Slaughter steer prices in the Southern Plains are softening this week, increasing the difficulty of turning a profit for feedlots, a trend that will continue until the price of feeder cattle declines.

More than any other factor, the price of younger cattle to put on feed and fatten for slaughter affects the bottom line for those putting cattle on feed.  The cost of feed has already come down from 2012 highs as weather improved in the US and other corn-producing countries.  Feed costs are expected to decline a bit more, but ethanol demand may underpin the grain market.

The spread between feeder cattle costs and fed cattle prices is illustrated in a Livestock Marketing Information Center graph.  It shows the spread between the price of 700- to 800-pound feeder steers minus the price of fed steers in the Southern Plains.  The wider the spread, the harder it is on those trying to make a living feeding cattle.

The feeder/fed cattle spread last year was always above the previous five-year average but really took off in early March as ranchers began holding heifers back for breeding.  A seasonal increase in the spread was exacerbated by a lack of feeder cattle.  The spread hit its zenith the second week of October as more calves came off summer pasture.

This year, the feeder/fed spread has shown an overall tendency to follow the average trend but at a much higher level.  But if predictions for more calves this fall from an expanding cow herd prove accurate, the line for this year’s spread could cross under last year at some point.

That won’t automatically make feedlots profitable, but at least one cost would be capped.




Slaughter cattle price trends turn lower in early April and bottom in late July or early August as fed cattle supplies tighten seasonally and beef demand picks up going into the Labor Day holiday and then into Fall.  And if the price is high enough, it lowers the feeder/fed spread and the potential for profit for those feeding cattle for slaughter.

This year, the trend appears to be holding with this week’s softer fed cattle prices.  Cattle traded Wednesday at $159 to mostly $161 per cwt on a live basis, compared with mostly $161 last week and mostly $161 to $162 two weeks ago.

Last year, the price of fed cattle turned higher in early June, but predictions for more fed cattle to be available could produce a more seasonal price trend.

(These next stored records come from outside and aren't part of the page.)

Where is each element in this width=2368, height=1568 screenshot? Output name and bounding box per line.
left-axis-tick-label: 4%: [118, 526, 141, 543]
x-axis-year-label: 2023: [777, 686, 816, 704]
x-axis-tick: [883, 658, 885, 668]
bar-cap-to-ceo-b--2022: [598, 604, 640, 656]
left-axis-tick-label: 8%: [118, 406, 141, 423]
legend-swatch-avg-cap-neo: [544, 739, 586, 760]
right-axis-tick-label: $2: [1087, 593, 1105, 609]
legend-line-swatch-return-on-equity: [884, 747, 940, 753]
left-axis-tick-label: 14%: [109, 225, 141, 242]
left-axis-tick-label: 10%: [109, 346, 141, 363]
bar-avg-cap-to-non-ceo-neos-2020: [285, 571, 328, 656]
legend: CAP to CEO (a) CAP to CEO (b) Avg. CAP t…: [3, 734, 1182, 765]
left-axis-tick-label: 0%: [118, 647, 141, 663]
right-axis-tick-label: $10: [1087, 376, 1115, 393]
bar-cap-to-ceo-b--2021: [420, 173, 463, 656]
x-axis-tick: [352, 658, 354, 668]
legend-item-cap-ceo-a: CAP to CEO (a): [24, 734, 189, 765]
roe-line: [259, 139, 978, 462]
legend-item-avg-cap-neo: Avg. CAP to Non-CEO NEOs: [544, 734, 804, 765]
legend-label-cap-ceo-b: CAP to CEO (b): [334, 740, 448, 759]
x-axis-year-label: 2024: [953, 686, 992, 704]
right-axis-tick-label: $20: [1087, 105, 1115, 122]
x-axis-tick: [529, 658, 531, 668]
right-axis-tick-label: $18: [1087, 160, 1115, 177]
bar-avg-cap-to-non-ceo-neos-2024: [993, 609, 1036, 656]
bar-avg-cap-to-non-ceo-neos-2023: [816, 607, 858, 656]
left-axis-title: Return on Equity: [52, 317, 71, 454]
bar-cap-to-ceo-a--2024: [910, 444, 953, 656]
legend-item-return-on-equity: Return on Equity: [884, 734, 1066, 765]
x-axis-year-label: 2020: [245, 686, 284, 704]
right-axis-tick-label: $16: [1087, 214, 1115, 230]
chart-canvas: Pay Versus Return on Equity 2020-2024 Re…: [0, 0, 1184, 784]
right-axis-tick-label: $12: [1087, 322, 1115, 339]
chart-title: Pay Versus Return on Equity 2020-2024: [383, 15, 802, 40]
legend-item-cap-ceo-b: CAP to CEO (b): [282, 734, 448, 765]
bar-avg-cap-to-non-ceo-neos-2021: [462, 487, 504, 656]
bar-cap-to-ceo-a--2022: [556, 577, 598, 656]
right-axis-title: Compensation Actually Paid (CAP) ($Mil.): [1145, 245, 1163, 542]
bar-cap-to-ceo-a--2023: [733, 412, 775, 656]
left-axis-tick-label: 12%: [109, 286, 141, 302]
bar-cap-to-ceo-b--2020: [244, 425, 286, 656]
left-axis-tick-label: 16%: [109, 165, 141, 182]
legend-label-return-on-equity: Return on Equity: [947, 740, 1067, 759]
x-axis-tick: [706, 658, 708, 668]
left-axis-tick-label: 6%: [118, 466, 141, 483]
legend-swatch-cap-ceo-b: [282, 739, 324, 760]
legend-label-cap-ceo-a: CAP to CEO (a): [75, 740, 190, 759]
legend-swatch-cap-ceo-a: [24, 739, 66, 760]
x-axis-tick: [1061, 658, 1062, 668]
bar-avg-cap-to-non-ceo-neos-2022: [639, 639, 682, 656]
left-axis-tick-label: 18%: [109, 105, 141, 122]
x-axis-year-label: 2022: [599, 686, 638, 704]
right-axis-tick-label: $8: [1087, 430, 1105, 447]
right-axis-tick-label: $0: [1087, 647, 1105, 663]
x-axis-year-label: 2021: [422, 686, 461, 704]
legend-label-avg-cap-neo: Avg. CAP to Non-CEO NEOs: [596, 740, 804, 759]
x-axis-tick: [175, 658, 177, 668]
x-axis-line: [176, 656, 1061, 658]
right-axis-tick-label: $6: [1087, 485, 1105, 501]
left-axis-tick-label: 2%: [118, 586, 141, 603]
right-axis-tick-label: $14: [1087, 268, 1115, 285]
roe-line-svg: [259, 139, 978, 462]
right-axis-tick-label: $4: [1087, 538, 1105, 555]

But there are rumblings in the industry that fed cattle supplies may not be what USDA Cattle-on-Feed reports suggest.  The combination of unprofitable fed cattle prices and the availability of grass this year may cause some to do the unthinkable and return heavy calves to the pasture for more and cheaper gain.

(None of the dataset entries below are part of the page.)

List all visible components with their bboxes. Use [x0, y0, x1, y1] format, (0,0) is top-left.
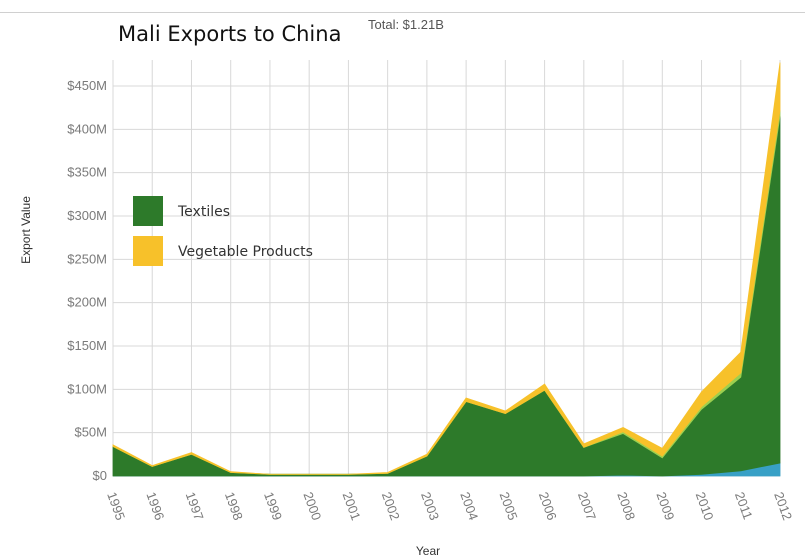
y-tick-label: $100M: [67, 381, 107, 396]
y-tick-label: $300M: [67, 208, 107, 223]
legend: Textiles Vegetable Products: [133, 196, 313, 266]
x-tick-label: 2001: [340, 490, 364, 522]
y-tick-label: $400M: [67, 121, 107, 136]
x-tick-label: 2010: [693, 490, 717, 522]
x-axis-title: Year: [416, 544, 440, 558]
x-axis-ticks: 1995 1996 1997 1998 1999 2000 2001 2002 2003 2004…: [104, 490, 795, 522]
x-tick-label: 2002: [379, 490, 403, 522]
x-tick-label: 1999: [261, 490, 285, 522]
y-tick-label: $50M: [74, 425, 107, 440]
x-tick-label: 2004: [457, 490, 481, 522]
plot-area: [113, 60, 780, 476]
y-axis-ticks: $0 $50M $100M $150M $200M $250M $300M $350M $400…: [67, 78, 107, 483]
x-tick-label: 1998: [222, 490, 246, 522]
y-tick-label: $150M: [67, 338, 107, 353]
legend-label: Vegetable Products: [178, 244, 313, 260]
chart-subtitle: Total: $1.21B: [368, 17, 444, 32]
x-tick-label: 2007: [575, 490, 599, 522]
y-axis-title: Export Value: [19, 196, 33, 264]
x-tick-label: 2012: [771, 490, 795, 522]
x-tick-label: 1997: [183, 490, 207, 522]
x-tick-label: 2011: [732, 490, 756, 521]
x-tick-label: 2008: [614, 490, 638, 522]
legend-swatch: [133, 236, 163, 266]
y-tick-label: $250M: [67, 251, 107, 266]
y-tick-label: $350M: [67, 165, 107, 180]
y-tick-label: $200M: [67, 295, 107, 310]
y-tick-label: $0: [93, 468, 107, 483]
x-tick-label: 2000: [300, 490, 324, 522]
x-tick-label: 1996: [143, 490, 167, 522]
chart-title: Mali Exports to China: [118, 22, 342, 46]
y-tick-label: $450M: [67, 78, 107, 93]
x-tick-label: 2009: [653, 490, 677, 522]
x-tick-label: 2006: [536, 490, 560, 522]
legend-label: Textiles: [177, 204, 230, 220]
x-tick-label: 2005: [497, 490, 521, 522]
area-vegetable-products: [112, 62, 781, 475]
x-tick-label: 1995: [104, 490, 128, 522]
x-tick-label: 2003: [418, 490, 442, 522]
top-divider: [0, 12, 805, 13]
area-series: [112, 62, 781, 477]
legend-swatch: [133, 196, 163, 226]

There are anecdotal reports of that happening, but they are hard to track down.  The clue will be in slaughter weights going forward.  If heavy cattle are being returned to pasture, it should show up in reported carcass weights in coming weeks or months.




Cash cattle markets were moderately active Wednesday, but reported sales volumes hint that more trading could be done.  Further action was expected to be at this week’s $159 to mostly $161 per cwt on a live basis.

Beef prices Wednesday were mixed, with the USDA choice cutout at $264.98 per cwt, down $0.61, and the select cutout at $251.06, up $0.03.  Volume was active with 129 loads of fabricated product sold into the spot market.

The CME Feeder Cattle Index for the seven days ended Tuesday was $219.85 per cwt, up $0.02, compared with the May futures settlement Tuesday of $219.67.